Bulaşık makinesi deterjanı, el dezenfektanı, nemlendirici, el kremi, deodorant gibi ürünleri kendisinin yaptığını söyleyen Kundakcı kağıt havlu yerine bez havlu ve kullanmadığı bardaklardan saksı yaptığını belirtiyor. Aynı zamanda sofrasına gelen domatesini, biberini ekebileceği bir bostan kurma hayali olduğunu söyleyen Kundakcı bahçecilik konusunda okumadığı kaynak kalmadığını dile getiriyor. Kundakcı “Bu işin keyifli yanı bu sanırım. Atıksızlaşmak için sürekli okuyor ve öğreniyorsunuz yani farkında olmadan hobilerinizi keşfediyorsunuz. Üretme çabası yaratıcılığınızı zorluyor.” diyor.
Doğayı korumanın artık bir tercih değil zorunluluk olduğunu ifade eden Kundakcı herkesin bu konuda hayatında küçük adımlar attığı takdirde bu adımların büyük adımlara dönüşeceğini söylüyor. Hemen plastikleri hayatımızdan çıkarmanın kolay olmadığını belirten Kundakcı “Tüketim alışkanlıklarımızın etrafı plastiklerle çevrili. Ancak küçük adımlarla değişime ayak uydurmak mümkün.” diye ifade ediyor.
Aslı Kundakcı şu önerilerde bulunuyor: “Bez poşetlerimizle alışveriş yapmak, termosumuzla kahve almak; kullan-at ürünleri kullanmaya ‘hayır diyebilmek’; streç filmler yerine balmumu kumaşlar veya silikon saklama kapları tercih etmek; paketli gıdaları satın almadan önce iki kere düşünmek; evde ekmek, yoğurt, kraker yapabilmeyi öğrenmek; kendi nemlendiricimizi, deodorantımızı yapmak gibi birçok küçük değişimi yapmak bizim elimizde.
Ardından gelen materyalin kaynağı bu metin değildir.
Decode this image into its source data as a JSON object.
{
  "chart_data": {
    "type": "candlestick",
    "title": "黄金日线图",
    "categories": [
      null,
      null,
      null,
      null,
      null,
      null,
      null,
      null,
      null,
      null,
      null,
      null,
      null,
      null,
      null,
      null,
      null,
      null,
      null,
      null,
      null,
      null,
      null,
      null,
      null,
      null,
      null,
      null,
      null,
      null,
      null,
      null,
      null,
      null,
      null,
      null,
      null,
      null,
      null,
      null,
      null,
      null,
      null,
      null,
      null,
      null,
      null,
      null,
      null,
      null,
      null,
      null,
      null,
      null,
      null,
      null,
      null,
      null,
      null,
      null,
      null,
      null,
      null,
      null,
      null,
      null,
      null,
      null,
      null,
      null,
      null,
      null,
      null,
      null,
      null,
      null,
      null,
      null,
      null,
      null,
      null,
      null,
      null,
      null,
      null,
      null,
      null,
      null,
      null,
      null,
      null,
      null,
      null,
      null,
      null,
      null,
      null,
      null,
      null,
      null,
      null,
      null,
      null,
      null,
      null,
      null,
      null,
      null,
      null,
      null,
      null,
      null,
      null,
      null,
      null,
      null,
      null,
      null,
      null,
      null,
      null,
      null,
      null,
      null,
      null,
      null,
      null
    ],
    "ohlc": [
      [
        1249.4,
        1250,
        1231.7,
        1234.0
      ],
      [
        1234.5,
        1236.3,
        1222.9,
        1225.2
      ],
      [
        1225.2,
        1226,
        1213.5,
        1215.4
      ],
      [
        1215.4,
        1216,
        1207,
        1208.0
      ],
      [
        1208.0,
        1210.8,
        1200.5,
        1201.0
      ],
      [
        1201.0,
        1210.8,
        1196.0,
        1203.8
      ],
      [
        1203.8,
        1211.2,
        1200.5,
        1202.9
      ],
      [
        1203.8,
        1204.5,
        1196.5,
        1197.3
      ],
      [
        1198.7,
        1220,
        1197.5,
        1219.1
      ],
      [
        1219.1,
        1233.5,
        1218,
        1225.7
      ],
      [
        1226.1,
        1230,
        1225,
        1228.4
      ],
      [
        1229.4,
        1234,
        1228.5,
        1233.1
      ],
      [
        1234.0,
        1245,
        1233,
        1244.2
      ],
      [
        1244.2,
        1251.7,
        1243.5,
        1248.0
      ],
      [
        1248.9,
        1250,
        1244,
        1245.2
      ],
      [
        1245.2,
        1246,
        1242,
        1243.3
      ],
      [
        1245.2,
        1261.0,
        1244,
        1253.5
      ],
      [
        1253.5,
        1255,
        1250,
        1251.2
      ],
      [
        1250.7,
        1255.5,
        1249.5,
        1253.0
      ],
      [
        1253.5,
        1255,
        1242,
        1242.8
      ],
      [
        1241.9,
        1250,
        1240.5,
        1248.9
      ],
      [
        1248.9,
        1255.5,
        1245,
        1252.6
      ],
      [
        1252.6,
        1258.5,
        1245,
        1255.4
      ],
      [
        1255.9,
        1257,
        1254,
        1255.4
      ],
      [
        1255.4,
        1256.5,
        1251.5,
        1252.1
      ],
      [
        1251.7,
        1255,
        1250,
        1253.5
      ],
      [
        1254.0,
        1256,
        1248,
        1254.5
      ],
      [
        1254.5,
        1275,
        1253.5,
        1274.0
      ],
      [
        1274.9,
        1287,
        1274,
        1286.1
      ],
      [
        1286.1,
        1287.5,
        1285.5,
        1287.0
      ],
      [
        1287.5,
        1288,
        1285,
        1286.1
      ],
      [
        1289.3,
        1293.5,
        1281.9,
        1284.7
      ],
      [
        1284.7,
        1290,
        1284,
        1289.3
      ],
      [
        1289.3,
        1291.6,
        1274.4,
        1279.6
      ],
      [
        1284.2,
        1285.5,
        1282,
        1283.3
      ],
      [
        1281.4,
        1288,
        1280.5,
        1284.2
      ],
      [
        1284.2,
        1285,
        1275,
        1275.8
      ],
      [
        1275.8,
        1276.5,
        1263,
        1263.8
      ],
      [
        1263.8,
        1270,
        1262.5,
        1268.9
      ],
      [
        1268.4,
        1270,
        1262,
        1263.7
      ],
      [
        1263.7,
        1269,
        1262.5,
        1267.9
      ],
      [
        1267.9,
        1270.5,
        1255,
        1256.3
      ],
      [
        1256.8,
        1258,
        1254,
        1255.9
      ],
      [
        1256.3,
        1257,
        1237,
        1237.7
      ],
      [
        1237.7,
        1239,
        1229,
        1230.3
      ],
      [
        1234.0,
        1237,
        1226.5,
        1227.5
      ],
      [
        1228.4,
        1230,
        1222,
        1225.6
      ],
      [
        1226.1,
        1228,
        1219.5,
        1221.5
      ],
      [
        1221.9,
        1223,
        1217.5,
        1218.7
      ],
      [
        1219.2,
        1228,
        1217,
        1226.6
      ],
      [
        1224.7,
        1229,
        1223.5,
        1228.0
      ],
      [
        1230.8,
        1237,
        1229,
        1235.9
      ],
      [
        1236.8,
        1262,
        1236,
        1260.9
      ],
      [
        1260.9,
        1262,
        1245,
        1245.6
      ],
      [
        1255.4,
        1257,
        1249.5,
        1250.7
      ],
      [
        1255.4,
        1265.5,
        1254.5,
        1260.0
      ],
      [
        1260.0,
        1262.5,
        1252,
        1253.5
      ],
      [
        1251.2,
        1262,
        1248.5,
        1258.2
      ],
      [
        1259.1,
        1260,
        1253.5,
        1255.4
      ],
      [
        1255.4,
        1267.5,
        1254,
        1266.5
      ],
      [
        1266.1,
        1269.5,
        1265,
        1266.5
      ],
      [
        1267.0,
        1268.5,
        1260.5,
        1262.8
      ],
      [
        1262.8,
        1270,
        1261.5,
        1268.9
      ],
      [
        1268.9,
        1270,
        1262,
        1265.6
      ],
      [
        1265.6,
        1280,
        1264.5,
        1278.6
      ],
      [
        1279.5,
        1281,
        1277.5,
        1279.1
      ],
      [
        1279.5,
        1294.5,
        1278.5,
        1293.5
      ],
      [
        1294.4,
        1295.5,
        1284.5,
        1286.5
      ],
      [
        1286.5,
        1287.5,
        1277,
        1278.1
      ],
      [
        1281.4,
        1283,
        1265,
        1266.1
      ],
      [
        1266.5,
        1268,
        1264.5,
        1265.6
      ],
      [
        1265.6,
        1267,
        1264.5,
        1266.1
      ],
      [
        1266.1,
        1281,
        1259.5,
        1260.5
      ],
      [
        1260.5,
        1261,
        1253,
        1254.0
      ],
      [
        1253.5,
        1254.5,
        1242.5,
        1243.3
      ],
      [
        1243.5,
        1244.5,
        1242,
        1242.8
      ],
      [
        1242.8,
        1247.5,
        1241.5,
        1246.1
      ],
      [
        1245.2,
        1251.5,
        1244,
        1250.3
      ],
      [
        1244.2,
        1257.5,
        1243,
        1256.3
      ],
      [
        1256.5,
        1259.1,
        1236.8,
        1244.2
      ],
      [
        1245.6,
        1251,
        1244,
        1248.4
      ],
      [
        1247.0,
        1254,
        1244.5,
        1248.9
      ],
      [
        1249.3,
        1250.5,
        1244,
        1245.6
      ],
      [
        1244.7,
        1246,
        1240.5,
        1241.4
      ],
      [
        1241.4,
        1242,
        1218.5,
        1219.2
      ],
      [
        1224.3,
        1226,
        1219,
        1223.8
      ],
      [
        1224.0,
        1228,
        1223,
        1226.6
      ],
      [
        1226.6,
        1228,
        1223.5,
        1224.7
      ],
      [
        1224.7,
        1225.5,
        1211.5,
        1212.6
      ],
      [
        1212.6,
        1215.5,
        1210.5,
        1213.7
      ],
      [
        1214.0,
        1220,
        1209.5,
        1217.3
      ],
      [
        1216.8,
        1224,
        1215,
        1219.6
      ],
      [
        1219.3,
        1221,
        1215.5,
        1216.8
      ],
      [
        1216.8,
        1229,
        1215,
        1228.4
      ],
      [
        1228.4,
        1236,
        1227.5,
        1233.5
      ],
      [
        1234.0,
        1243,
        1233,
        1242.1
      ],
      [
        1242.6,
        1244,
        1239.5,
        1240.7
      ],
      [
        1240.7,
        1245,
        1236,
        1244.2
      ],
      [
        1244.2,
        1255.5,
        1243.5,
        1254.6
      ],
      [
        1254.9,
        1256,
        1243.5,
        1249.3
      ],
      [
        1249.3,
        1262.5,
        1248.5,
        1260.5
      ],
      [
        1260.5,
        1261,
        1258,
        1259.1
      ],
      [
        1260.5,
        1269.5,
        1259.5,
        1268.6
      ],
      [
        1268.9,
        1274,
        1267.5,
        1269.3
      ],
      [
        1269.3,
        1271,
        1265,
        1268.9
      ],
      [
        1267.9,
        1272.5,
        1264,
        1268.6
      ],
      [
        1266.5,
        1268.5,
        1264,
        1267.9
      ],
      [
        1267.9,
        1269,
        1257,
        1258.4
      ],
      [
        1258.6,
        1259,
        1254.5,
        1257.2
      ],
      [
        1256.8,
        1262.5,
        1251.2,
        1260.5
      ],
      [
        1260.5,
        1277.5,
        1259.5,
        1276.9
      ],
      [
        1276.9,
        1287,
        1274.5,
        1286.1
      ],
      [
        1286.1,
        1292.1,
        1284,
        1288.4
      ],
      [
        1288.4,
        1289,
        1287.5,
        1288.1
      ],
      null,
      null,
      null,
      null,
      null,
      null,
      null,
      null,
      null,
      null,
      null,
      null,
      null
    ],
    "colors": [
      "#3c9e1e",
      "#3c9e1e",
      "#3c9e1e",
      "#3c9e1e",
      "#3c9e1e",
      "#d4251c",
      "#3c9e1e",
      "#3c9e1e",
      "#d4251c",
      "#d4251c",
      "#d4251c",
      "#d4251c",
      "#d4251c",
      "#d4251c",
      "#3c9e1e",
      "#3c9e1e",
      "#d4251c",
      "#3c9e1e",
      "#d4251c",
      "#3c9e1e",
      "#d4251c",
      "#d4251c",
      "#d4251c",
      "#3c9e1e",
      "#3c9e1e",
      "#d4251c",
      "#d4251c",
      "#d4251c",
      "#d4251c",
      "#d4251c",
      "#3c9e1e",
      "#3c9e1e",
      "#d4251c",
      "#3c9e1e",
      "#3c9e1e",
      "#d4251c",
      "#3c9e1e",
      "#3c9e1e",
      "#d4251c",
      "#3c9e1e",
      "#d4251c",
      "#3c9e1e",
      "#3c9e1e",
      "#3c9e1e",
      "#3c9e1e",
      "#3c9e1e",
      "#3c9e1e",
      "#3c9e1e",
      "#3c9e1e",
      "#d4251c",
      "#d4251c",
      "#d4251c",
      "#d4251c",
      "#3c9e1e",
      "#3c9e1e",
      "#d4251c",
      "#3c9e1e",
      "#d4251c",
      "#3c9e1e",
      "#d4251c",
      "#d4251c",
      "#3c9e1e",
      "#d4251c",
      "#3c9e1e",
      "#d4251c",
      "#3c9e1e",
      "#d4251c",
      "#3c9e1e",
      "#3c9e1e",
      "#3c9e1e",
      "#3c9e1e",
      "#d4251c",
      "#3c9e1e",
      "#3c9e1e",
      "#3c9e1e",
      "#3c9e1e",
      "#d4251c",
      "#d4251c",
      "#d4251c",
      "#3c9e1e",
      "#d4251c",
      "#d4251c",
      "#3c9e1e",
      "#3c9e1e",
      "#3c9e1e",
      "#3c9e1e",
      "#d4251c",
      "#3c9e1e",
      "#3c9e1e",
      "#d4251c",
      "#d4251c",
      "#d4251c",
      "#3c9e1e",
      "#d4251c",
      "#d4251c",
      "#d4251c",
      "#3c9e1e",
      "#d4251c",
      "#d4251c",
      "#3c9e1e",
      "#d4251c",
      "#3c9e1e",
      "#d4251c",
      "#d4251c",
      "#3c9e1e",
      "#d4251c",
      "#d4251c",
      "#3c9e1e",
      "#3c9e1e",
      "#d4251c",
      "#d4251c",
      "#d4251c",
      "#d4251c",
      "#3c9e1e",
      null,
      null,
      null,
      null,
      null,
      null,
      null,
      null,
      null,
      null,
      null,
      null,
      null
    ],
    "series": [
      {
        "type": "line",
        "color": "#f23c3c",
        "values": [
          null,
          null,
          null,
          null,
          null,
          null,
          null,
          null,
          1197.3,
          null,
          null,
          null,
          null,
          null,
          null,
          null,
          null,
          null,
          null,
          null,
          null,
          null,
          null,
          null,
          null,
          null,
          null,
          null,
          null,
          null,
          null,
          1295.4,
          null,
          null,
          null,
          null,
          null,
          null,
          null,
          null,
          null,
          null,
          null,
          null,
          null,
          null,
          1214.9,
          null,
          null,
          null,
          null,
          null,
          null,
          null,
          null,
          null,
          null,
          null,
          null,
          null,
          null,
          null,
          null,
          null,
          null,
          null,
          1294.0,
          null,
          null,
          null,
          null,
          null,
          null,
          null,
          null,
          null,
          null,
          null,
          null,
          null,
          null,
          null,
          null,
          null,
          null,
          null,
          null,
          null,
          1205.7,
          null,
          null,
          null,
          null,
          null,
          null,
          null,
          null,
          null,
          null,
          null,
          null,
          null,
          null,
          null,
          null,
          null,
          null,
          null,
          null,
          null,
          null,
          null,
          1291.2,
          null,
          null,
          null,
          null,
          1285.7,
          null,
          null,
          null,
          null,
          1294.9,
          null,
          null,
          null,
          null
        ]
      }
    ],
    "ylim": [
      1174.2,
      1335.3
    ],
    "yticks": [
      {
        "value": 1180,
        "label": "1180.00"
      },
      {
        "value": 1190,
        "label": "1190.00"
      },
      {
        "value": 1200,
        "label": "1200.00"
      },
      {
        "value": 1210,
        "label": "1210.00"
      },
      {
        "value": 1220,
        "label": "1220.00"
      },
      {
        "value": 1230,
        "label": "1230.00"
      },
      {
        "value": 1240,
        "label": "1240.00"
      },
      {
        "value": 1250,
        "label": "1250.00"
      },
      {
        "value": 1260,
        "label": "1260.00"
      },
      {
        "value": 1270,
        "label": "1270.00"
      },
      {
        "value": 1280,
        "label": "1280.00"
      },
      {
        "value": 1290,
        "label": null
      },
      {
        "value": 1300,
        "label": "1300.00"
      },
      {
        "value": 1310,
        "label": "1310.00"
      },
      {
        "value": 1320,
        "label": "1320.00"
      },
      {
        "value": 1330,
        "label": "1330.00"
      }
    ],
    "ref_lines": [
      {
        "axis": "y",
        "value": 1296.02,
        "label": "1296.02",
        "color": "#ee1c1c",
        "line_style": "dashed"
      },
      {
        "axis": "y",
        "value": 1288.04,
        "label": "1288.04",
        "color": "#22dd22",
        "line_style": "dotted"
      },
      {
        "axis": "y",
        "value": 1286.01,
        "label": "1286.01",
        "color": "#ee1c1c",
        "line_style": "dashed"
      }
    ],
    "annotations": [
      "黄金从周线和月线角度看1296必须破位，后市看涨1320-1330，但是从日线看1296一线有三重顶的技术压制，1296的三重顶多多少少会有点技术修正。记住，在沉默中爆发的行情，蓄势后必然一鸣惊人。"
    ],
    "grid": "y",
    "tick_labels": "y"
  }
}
Bir de israf edilen yiyeceklerimiz var ki, harcadığınız paranın neredeyse yarısını yemeden çöpe attığınızı görebilmek için birkaç hafta çöpünüze bakmanız yeterli. Yiyeceğiniz kadar domates almak hem buzdolabınızda yer kaplamayacak, hem taze tüketmenizi mümkün kılacak hem de çürüyüp giden domateslere ‘ama bunlar küflenmiş’ demeyeceksiniz.”